La Stampa 8.11.16
Il femminismo in un hashtag
di Ester Armanino
«Essere
 una donna è ancora un mestiere complicato»: così si chiudeva il secondo
 spot realizzato per il progetto di comunicazione integrata «Punto su di
 te» di Pubblicità Progresso, circa un anno fa. Girato durante dei veri 
colloqui di lavoro attraverso le telecamere nascoste tipiche di alcune 
inchieste televisive, mostrava un’attrice che si presentava ai colloqui 
interpretando il ruolo di una donna e poi, accuratamente truccata, 
quello di un uomo. «Donna» e «uomo» erano entrambi interessati alla 
posizione offerta, con lo stesso background di studi e di esperienze 
lavorative pregresse ma, al momento di chiarire le aspettative 
economiche, il selezionatore si dichiarava disponibile ad accettare la 
richiesta di retribuzione del candidato uomo, trovando invece eccessiva 
l’identica richiesta fatta dalla donna. Nella campagna stampa 
dell’iniziativa si vedeva anche una donna mostrarci una banconota da 10 
euro che riportava però la cifra 7: svalutazione tristemente statistica 
basata sugli studi da cui, come ormai si sa, è emerso che la disparità 
di retribuzione tra uomo e donna in Italia è in media del 7,2% con punte
 del 30% fra le persone laureate.
Questa campagna mi aveva molto 
colpito nel suo essere chiara e semplice e di tutti, come dovrebbero 
essere le questioni e le parole che sono di tutti: donna, uomo, pane, 
casa, scuola. Queste e altre campagne di comunicazione - guardate lo 
spot divulgato dalla Commissione Europea lo scorso 3 novembre in 
occasione dell’European Equal Pay Day e girato alle casse di un 
supermercato - hanno una grande efficacia proprio perché arrivano a 
tutti e se c’è un target, questo è abbastanza universale. La protesta 
lanciata ieri in Francia dal collettivo femminista «Les Glorieuses» 

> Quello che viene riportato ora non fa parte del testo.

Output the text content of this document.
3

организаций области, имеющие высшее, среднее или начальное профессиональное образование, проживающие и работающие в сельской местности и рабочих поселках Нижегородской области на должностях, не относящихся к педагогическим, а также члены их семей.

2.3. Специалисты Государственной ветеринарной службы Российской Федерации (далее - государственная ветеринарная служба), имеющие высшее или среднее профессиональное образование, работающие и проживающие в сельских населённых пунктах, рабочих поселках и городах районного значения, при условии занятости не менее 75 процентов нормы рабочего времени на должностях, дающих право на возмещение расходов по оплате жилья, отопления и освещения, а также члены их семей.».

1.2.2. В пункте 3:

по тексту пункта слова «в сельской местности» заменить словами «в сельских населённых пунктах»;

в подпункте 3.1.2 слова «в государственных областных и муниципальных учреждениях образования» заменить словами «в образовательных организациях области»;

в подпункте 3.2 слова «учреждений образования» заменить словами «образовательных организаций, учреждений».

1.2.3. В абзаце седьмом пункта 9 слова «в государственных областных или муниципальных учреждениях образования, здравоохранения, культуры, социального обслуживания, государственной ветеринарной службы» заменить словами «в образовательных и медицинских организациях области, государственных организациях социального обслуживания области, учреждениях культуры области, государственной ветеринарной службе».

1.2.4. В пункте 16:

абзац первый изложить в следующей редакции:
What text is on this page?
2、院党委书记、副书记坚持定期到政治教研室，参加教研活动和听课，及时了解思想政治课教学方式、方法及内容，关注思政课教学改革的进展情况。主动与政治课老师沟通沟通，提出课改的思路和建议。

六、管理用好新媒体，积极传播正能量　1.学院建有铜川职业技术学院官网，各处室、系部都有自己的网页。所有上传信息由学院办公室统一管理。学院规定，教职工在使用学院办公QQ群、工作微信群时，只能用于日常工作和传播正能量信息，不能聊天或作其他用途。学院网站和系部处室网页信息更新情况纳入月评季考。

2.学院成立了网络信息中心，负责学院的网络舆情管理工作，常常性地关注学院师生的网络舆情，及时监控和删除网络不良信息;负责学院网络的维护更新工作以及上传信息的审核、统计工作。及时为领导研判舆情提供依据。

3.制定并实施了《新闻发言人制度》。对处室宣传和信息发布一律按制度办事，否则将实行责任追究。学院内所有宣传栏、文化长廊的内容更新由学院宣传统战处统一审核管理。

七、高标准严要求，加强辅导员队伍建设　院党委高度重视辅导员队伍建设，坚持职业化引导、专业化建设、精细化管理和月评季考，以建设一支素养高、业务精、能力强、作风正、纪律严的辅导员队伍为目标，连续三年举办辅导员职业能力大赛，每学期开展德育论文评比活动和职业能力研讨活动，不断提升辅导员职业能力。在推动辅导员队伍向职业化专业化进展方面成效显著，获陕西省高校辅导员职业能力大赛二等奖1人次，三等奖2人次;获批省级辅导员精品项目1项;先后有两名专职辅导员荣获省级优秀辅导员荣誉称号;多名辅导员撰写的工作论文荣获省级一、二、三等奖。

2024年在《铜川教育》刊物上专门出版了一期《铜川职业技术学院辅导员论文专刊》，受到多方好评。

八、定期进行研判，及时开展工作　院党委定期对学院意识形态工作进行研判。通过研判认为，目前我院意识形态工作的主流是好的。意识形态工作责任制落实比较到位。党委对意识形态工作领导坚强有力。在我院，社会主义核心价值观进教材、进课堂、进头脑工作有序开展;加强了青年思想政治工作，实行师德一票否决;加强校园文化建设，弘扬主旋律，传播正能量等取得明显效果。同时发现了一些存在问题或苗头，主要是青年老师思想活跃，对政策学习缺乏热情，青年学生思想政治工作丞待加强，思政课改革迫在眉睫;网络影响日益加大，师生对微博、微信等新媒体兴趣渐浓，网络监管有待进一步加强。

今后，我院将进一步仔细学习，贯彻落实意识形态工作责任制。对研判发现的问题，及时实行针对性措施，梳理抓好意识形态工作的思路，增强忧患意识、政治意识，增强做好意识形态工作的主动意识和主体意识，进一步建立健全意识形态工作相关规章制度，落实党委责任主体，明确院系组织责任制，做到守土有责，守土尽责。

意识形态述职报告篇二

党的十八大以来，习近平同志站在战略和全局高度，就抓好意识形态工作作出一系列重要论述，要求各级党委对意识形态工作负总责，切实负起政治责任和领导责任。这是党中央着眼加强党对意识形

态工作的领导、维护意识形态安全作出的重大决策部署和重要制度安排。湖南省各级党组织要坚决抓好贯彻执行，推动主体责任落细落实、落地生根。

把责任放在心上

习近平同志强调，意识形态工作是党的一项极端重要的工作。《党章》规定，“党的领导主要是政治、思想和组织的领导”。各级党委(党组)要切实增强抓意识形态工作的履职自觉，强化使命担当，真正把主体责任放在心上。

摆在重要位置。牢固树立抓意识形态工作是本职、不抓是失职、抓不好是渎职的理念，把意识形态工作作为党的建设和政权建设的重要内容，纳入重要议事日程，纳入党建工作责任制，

delle 16,34 mi è invece sembrata banalmente mediatica. Chi sono Les 
Glorieuses? Sono un gruppo di recente formazione fondato da donne 
esperte di web-communication, nato come newsletter e molto attivo su 
Facebook. Non hanno contatti con realtà territoriali e sindacali, non 
sono un’associazione e non fanno riferimento a nessuna personalità di 
cultura femminista che ci metta la faccia. L’invito a scioperare dalle 
«16,34», solidale con quello delle donne islandesi a ottobre, è stato 
lanciato come si lanciano gli hashtag del giorno o quelle proposte di 
indossare indumenti di un colore specifico per mostrarsi sensibili a una
 qualche causa. Il web pare essere il loro (unico) orizzonte e da lì 
propongono e alimentano quel femminismo di superficie volto a combattere
 i diktat dei media con tutto un armamentario di immagini e discorsi che
 alla fine si ripetono in cliché privi di incisività e universalità.
Con
 Les Glorieuses la questione dei diritti lavorativi delle donne, 
affrontata efficacemente dalle campagne di cui sopra, finisce per essere
 la provocazione del giorno. Quale donna potrebbe seriamente aderire a 
un’astensione dal lavoro lanciata da un hashtag? Il femminismo, che 
conta decenni di lotte per i diritti umani universali e che è l’operato 
di tante associazioni e presidi territoriali radicati nella vita 
quotidiana delle donne, non rischia di diventare qualcosa di molto 
vicino al «feminine washing» (espressione coniata dalla professoressa 
Marie Anne Paveau dell’Università di Parigi 13 e ispirata al neologismo 
«green washing», ovvero tutte quelle strategie di comunicazione 
finalizzate a costruire un’immagine di sé ingannevolmente positiva sotto
 il profilo dell’impatto ambientale)? Non per sminuire le buone 
intenzioni di chi si propone di divulgare - a modo suo - le questioni di
 disparità di genere, tantomeno per giudicare chi condivide 
#7novembre16h34 sul suo profilo twitter, ma a che serve la provocazione 
fine a se stessa? Da quanti al giorno d’oggi è recepita?
Numeri 
alla mano, vedremo quante donne hanno realmente aderito allo «sciopero»,
 se con licenza poetica (o superficialità mediatica) decidiamo di 
utilizzare questa importante parola.